IDENTIFIER matcher Matches when the system and value of the identifier are identical. If an optional "identifierSystem" is provided, then the identifiers only match when they belong to that system
EXTENSION_ANY_ORDER matcher Matches extensions of resources in any order.

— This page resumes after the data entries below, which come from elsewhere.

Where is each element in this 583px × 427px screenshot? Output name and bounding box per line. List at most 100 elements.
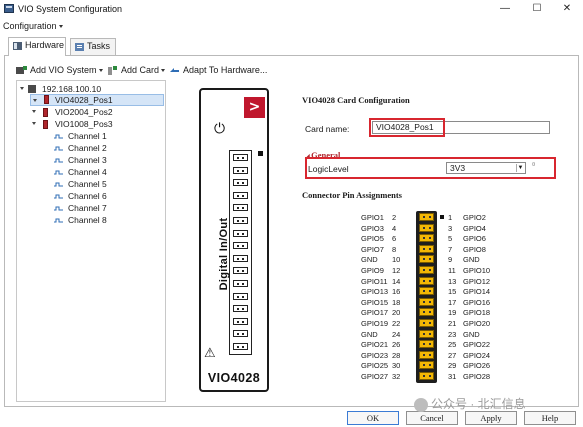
pin-left-number: 4 <box>392 223 397 233</box>
expand-icon[interactable] <box>32 110 36 113</box>
pin-left-number: 16 <box>392 287 401 297</box>
pin-left-number: 26 <box>392 340 401 350</box>
channel-icon <box>54 182 63 187</box>
add-card-label: Add Card <box>121 65 160 75</box>
tab-tasks[interactable]: Tasks <box>70 38 116 55</box>
pin-right-number: 7 <box>448 244 453 254</box>
pin-right-name: GPIO8 <box>463 244 486 254</box>
add-vio-system-label: Add VIO System <box>30 65 97 75</box>
warning-icon: ⚠ <box>204 346 216 361</box>
connector-outline <box>229 150 252 355</box>
expand-icon[interactable] <box>33 99 37 102</box>
header-pin <box>419 340 434 349</box>
tree-item-card-3[interactable]: VIO1008_Pos3 <box>30 118 164 130</box>
tree-item-channel[interactable]: Channel 6 <box>54 190 154 202</box>
expand-icon[interactable] <box>20 87 24 90</box>
channel-icon <box>54 158 63 163</box>
tree-item-channel[interactable]: Channel 7 <box>54 202 154 214</box>
header-pin <box>419 329 434 338</box>
pin-left-number: 10 <box>392 255 401 265</box>
tree-item-channel[interactable]: Channel 4 <box>54 166 154 178</box>
pin-left-number: 22 <box>392 319 401 328</box>
header-pin <box>419 255 434 264</box>
close-button[interactable]: ✕ <box>552 1 582 17</box>
card-connector-pin <box>233 292 248 300</box>
tab-tasks-label: Tasks <box>87 41 111 51</box>
add-vio-system-button[interactable]: Add VIO System <box>16 65 103 75</box>
tree-item-channel-label: Channel 6 <box>68 191 107 201</box>
tree-item-channel[interactable]: Channel 5 <box>54 178 154 190</box>
card-connector-pin <box>233 204 248 212</box>
tree-item-channel[interactable]: Channel 3 <box>54 154 154 166</box>
card-icon <box>44 95 49 104</box>
pin-right-number: 5 <box>448 234 453 244</box>
channel-icon <box>54 134 63 139</box>
tree-item-channel-label: Channel 8 <box>68 215 107 225</box>
header-pin <box>419 234 434 243</box>
card-name-label: Card name: <box>305 124 350 134</box>
pin-right-name: GPIO10 <box>463 266 491 275</box>
pin-right-name: GPIO26 <box>463 361 491 371</box>
pin-right-name: GPIO18 <box>463 308 491 318</box>
menu-configuration-label: Configuration <box>3 21 57 31</box>
pin-right-name: GPIO16 <box>463 297 491 307</box>
tree-item-card-1[interactable]: VIO4028_Pos1 <box>30 94 164 106</box>
card-function-label: Digital In/Out <box>218 217 230 291</box>
help-button[interactable]: Help <box>524 411 576 425</box>
card-connector-pin <box>233 229 248 237</box>
header-pin <box>419 223 434 232</box>
pin-left-name: GPIO15 <box>361 297 389 307</box>
add-system-icon <box>16 66 27 74</box>
pin-left-name: GND <box>361 255 378 265</box>
pin-right-number: 25 <box>448 340 457 350</box>
card-connector-pin <box>233 217 248 224</box>
minimize-button[interactable]: — <box>490 1 520 17</box>
tree-item-channel[interactable]: Channel 8 <box>54 214 154 226</box>
tree-item-channel-label: Channel 7 <box>68 203 107 213</box>
card-model-label: VIO4028 <box>207 371 261 385</box>
pin-right-number: 17 <box>448 297 457 307</box>
card-connector-pin <box>233 305 248 313</box>
tab-hardware[interactable]: Hardware <box>8 37 66 56</box>
pin-left-name: GPIO5 <box>361 234 384 244</box>
pin-left-number: 8 <box>392 244 397 254</box>
maximize-button[interactable]: ☐ <box>522 1 552 17</box>
add-card-icon <box>108 66 117 75</box>
pin-right-number: 19 <box>448 308 457 318</box>
menu-configuration[interactable]: Configuration <box>3 21 63 31</box>
card-icon <box>43 120 48 129</box>
vio-system-icon <box>28 85 36 93</box>
header-pin <box>419 350 434 359</box>
card-graphic: > ⏻ Digital In/Out ⚠ VIO4028 <box>199 88 269 392</box>
pin-left-name: GND <box>361 329 378 339</box>
add-card-button[interactable]: Add Card <box>107 65 166 75</box>
header-pin <box>419 287 434 296</box>
ok-button[interactable]: OK <box>347 411 399 425</box>
brand-logo-icon: > <box>244 97 265 118</box>
apply-button[interactable]: Apply <box>465 411 517 425</box>
expand-icon[interactable] <box>32 122 36 125</box>
card-connector-pin <box>233 267 248 275</box>
pin-right-name: GPIO24 <box>463 350 491 360</box>
adapt-icon <box>170 68 179 72</box>
chevron-down-icon <box>98 69 103 73</box>
pin-header <box>416 211 437 383</box>
header-pin <box>419 276 434 285</box>
card-config-title: VIO4028 Card Configuration <box>302 95 410 105</box>
cancel-button[interactable]: Cancel <box>406 411 458 425</box>
tree-item-channel[interactable]: Channel 1 <box>54 130 154 142</box>
pin-right-number: 27 <box>448 350 457 360</box>
pin-right-name: GPIO2 <box>463 213 486 222</box>
card-connector-pin <box>233 343 248 350</box>
pin-right-name: GPIO12 <box>463 276 491 286</box>
tree-item-channel[interactable]: Channel 2 <box>54 142 154 154</box>
adapt-to-hardware-button[interactable]: Adapt To Hardware... <box>169 65 267 75</box>
card-connector-pin <box>233 242 248 250</box>
chevron-down-icon <box>161 69 166 73</box>
pin-left-name: GPIO19 <box>361 319 389 328</box>
pin-left-number: 20 <box>392 308 401 318</box>
watermark: 公众号 · 北汇信息 <box>414 395 526 412</box>
card-name-highlight <box>369 118 445 137</box>
tree-item-channel-label: Channel 5 <box>68 179 107 189</box>
tree-item-card-2[interactable]: VIO2004_Pos2 <box>30 106 164 118</box>
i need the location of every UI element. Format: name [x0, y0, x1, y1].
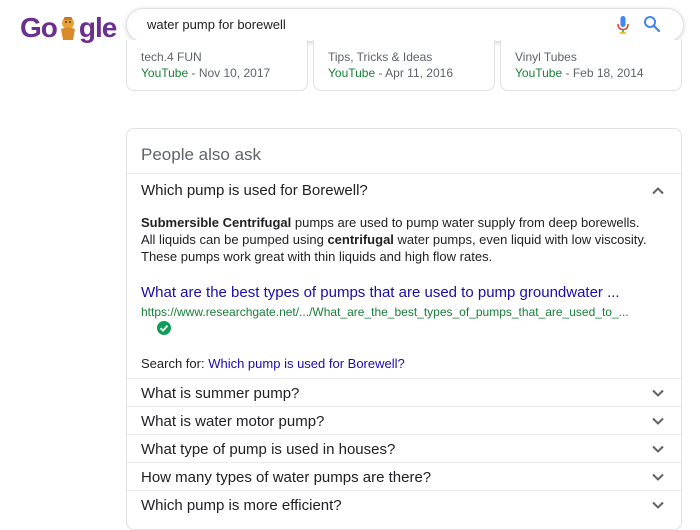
paa-answer: Submersible Centrifugal pumps are used t… [141, 214, 651, 265]
answer-bold-1: Submersible Centrifugal [141, 215, 292, 230]
check-circle-icon [157, 321, 171, 335]
video-meta: YouTube - Nov 10, 2017 [141, 66, 270, 80]
chevron-down-icon[interactable] [651, 414, 665, 428]
paa-question-text: Which pump is more efficient? [141, 497, 342, 514]
video-channel: Vinyl Tubes [515, 50, 577, 64]
video-date: - Feb 18, 2014 [562, 66, 644, 80]
paa-expanded-item: Which pump is used for Borewell? Submers… [127, 173, 681, 379]
logo-letter-o: o [40, 12, 58, 43]
logo-letters-gle: gle [78, 12, 117, 43]
video-date: - Apr 11, 2016 [375, 66, 453, 80]
video-source: YouTube [141, 66, 189, 80]
search-for-label: Search for: [141, 356, 209, 371]
search-input[interactable]: water pump for borewell [147, 17, 286, 32]
paa-question-text: What is water motor pump? [141, 413, 325, 430]
paa-question-text: What type of pump is used in houses? [141, 441, 396, 458]
chevron-down-icon[interactable] [651, 470, 665, 484]
doodle-figure-icon [60, 17, 75, 40]
paa-question[interactable]: Which pump is more efficient? [127, 490, 681, 519]
paa-question-expanded[interactable]: Which pump is used for Borewell? [141, 182, 368, 199]
video-meta: YouTube - Feb 18, 2014 [515, 66, 644, 80]
chevron-down-icon[interactable] [651, 442, 665, 456]
paa-question-text: What is summer pump? [141, 385, 300, 402]
paa-question[interactable]: What is water motor pump? [127, 406, 681, 435]
google-doodle-logo[interactable]: Go gle [20, 12, 117, 44]
video-source: YouTube [515, 66, 563, 80]
search-icon[interactable] [643, 15, 661, 33]
video-card[interactable]: tech.4 FUN YouTube - Nov 10, 2017 [126, 40, 308, 91]
video-source: YouTube [328, 66, 376, 80]
video-channel: Tips, Tricks & Ideas [328, 50, 433, 64]
answer-bold-2: centrifugal [327, 232, 394, 247]
video-channel: tech.4 FUN [141, 50, 202, 64]
source-url[interactable]: https://www.researchgate.net/.../What_ar… [141, 305, 629, 319]
chevron-down-icon[interactable] [651, 386, 665, 400]
microphone-icon[interactable] [617, 16, 629, 34]
search-for: Search for: Which pump is used for Borew… [141, 356, 405, 371]
paa-question[interactable]: How many types of water pumps are there? [127, 462, 681, 491]
paa-title: People also ask [141, 145, 262, 164]
video-card[interactable]: Vinyl Tubes YouTube - Feb 18, 2014 [500, 40, 682, 91]
logo-letter-g: G [20, 12, 42, 43]
chevron-up-icon[interactable] [651, 184, 665, 198]
video-date: - Nov 10, 2017 [188, 66, 271, 80]
search-for-link[interactable]: Which pump is used for Borewell? [208, 356, 405, 371]
paa-question[interactable]: What type of pump is used in houses? [127, 434, 681, 463]
chevron-down-icon[interactable] [651, 498, 665, 512]
video-meta: YouTube - Apr 11, 2016 [328, 66, 453, 80]
paa-question-text: How many types of water pumps are there? [141, 469, 432, 486]
paa-question[interactable]: What is summer pump? [127, 378, 681, 407]
people-also-ask-panel: People also ask Which pump is used for B… [126, 128, 682, 530]
search-box[interactable]: water pump for borewell [126, 8, 684, 42]
video-card[interactable]: Tips, Tricks & Ideas YouTube - Apr 11, 2… [313, 40, 495, 91]
source-link-title[interactable]: What are the best types of pumps that ar… [141, 284, 620, 301]
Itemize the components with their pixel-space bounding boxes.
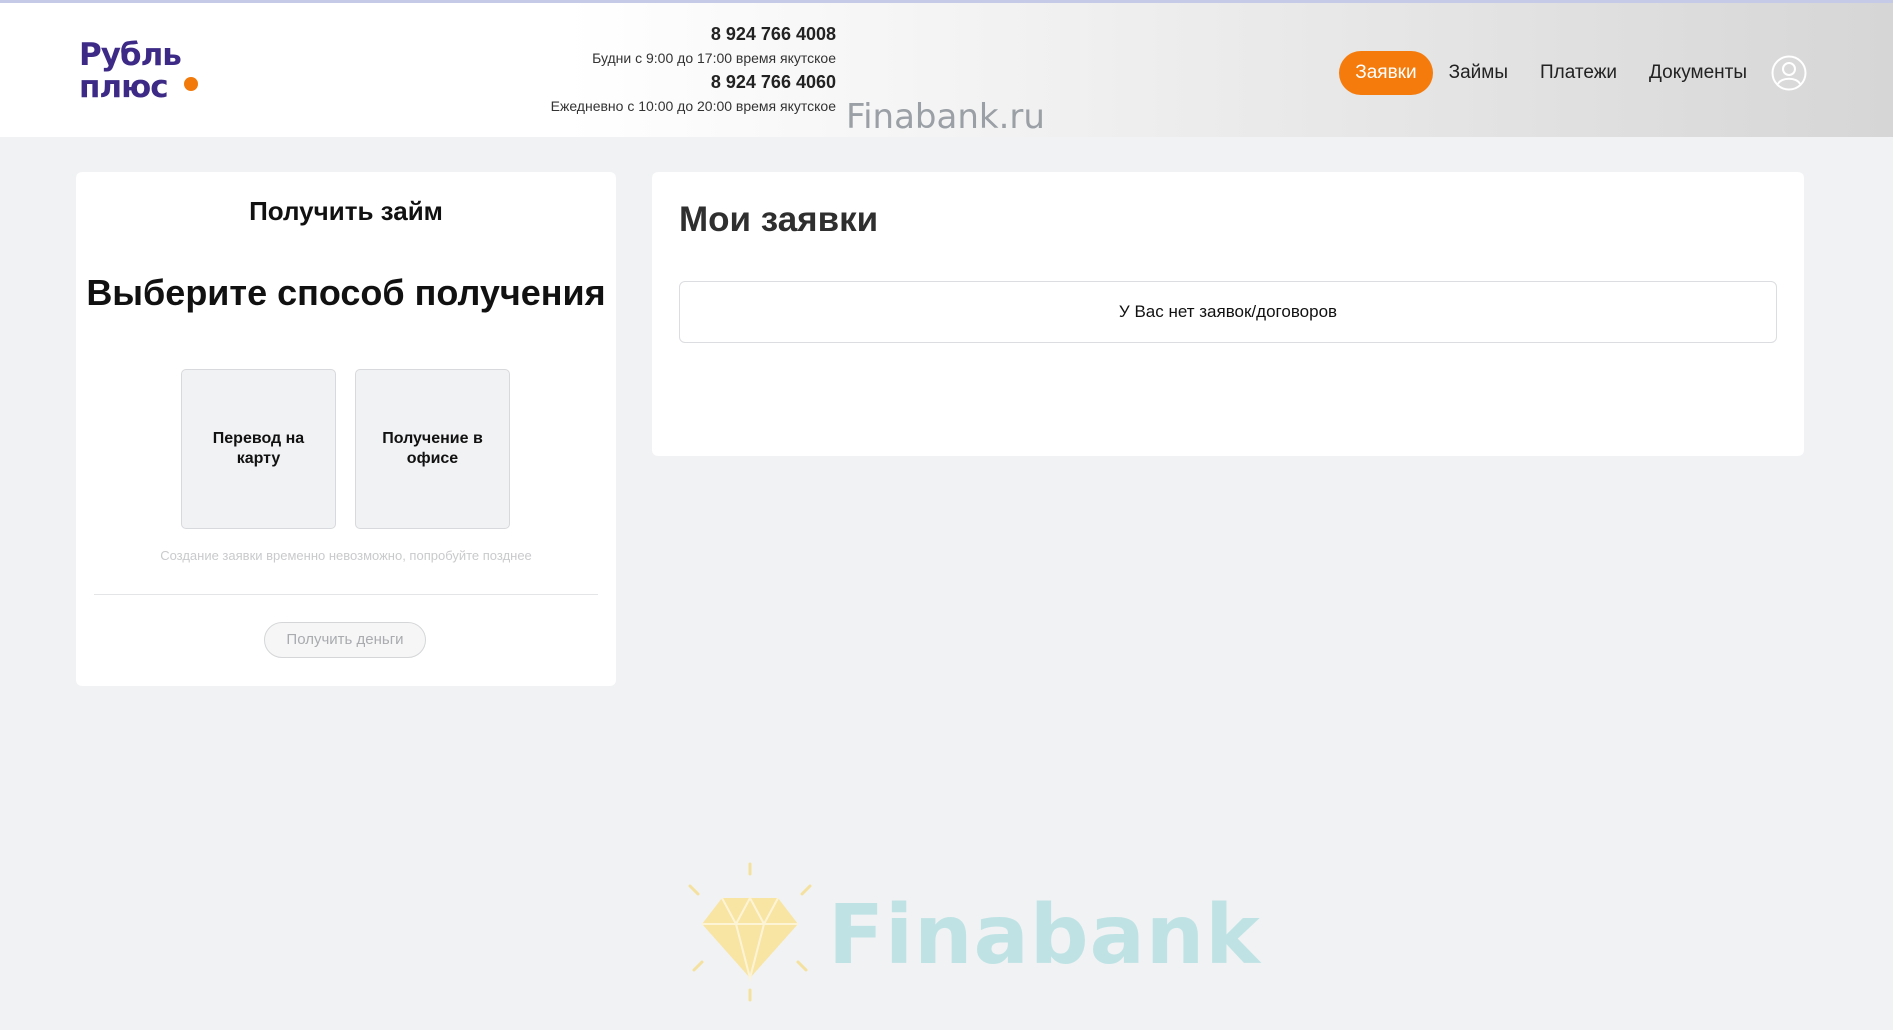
nav-applications[interactable]: Заявки [1339, 51, 1433, 95]
finabank-watermark-text: Finabank.ru [846, 97, 1045, 137]
get-loan-card: Получить займ Выберите способ получения … [76, 172, 616, 686]
working-hours-1: Будни с 9:00 до 17:00 время якутское [592, 50, 836, 66]
finabank-brand-watermark: Finabank [828, 888, 1261, 983]
option-card-transfer[interactable]: Перевод на карту [181, 369, 336, 529]
diamond-icon [688, 862, 812, 1002]
get-loan-title: Получить займ [249, 196, 443, 226]
site-header: Рубль плюс 8 924 766 4008 Будни с 9:00 д… [0, 3, 1893, 137]
nav-payments[interactable]: Платежи [1524, 51, 1633, 95]
my-applications-title: Мои заявки [679, 200, 879, 239]
option-office-pickup[interactable]: Получение в офисе [355, 369, 510, 529]
user-circle-icon[interactable] [1771, 55, 1807, 91]
nav-loans[interactable]: Займы [1433, 51, 1524, 95]
unavailable-notice: Создание заявки временно невозможно, поп… [160, 548, 532, 563]
rubl-plus-logo[interactable]: Рубль плюс [79, 39, 204, 109]
empty-applications-message: У Вас нет заявок/договоров [679, 281, 1777, 343]
main-nav: Заявки Займы Платежи Документы [1339, 51, 1807, 95]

Matches are made if both resources share at least one extensions that have the same URL and value.
EMPTY_FIELD matcher Matches an empty field.
JARO_WINKLER similarity tdebatty Jaro Winkler
COSINE similarity tdebatty Cosine Similarity
JACCARD similarity tdebatty Jaccard Index
LEVENSCHTEIN similarity tdebatty Normalized Levenshtein
SORENSEN_DICE similarity tdebatty Sorensen-Dice coefficient
NUMERIC_JARO_WINKLER similarity Removes all non-numeric characters before applying tdebatty Jaro Winkler
NUMERIC_COSINE similarity Removes all non-numeric characters before applying tdebatty Cosine Similarity
NUMERIC_JACCARD similarity Removes all non-numeric characters before applying tdebatty Jaccard Index
NUMERIC_LEVENSCHTEIN similarity Removes all non-numeric characters before applying tdebatty Normalized Levenshtein
NUMERIC_SORENSEN_DICE similarity Removes all non-numeric characters before applying tdebatty Sorensen-Dice coefficient

7.1.1.0.4matchResultMap

These entries convert combinations of successful matchFields into an MDM Match Result for overall matching of a given pair of resources. MATCH results are evaluated take precedence over POSSIBLE_MATCH results. If the incoming resource matches ALL of the named matchFields listed, then a new match link is created with the assigned matchResult (MATCH or POSSIBLE_MATCH).

{
   "matchResultMap": {
      "firstname-meta,lastname-meta,birthday": "MATCH",
      "firstname-jaro,lastname-jaro,birthday": "POSSIBLE_MATCH"
   }
}

7.1.1.0.5eidSystems

The external EID systems that the HAPI MDM system can expect to see on incoming resources. These are defined on a per-resource basis. Alternatively, you may use * to indicate that an EID is valid for all managed resource types. The values must be valid URIs, and the keys must be valid resource types, or *. See MDM EID for details on how EIDs are managed by HAPI MDM.

Note that this field used to be called `eidSystem`. While that field is deprecated, it will continue to work. In the background, it effectively sets the eid for resource type `*`.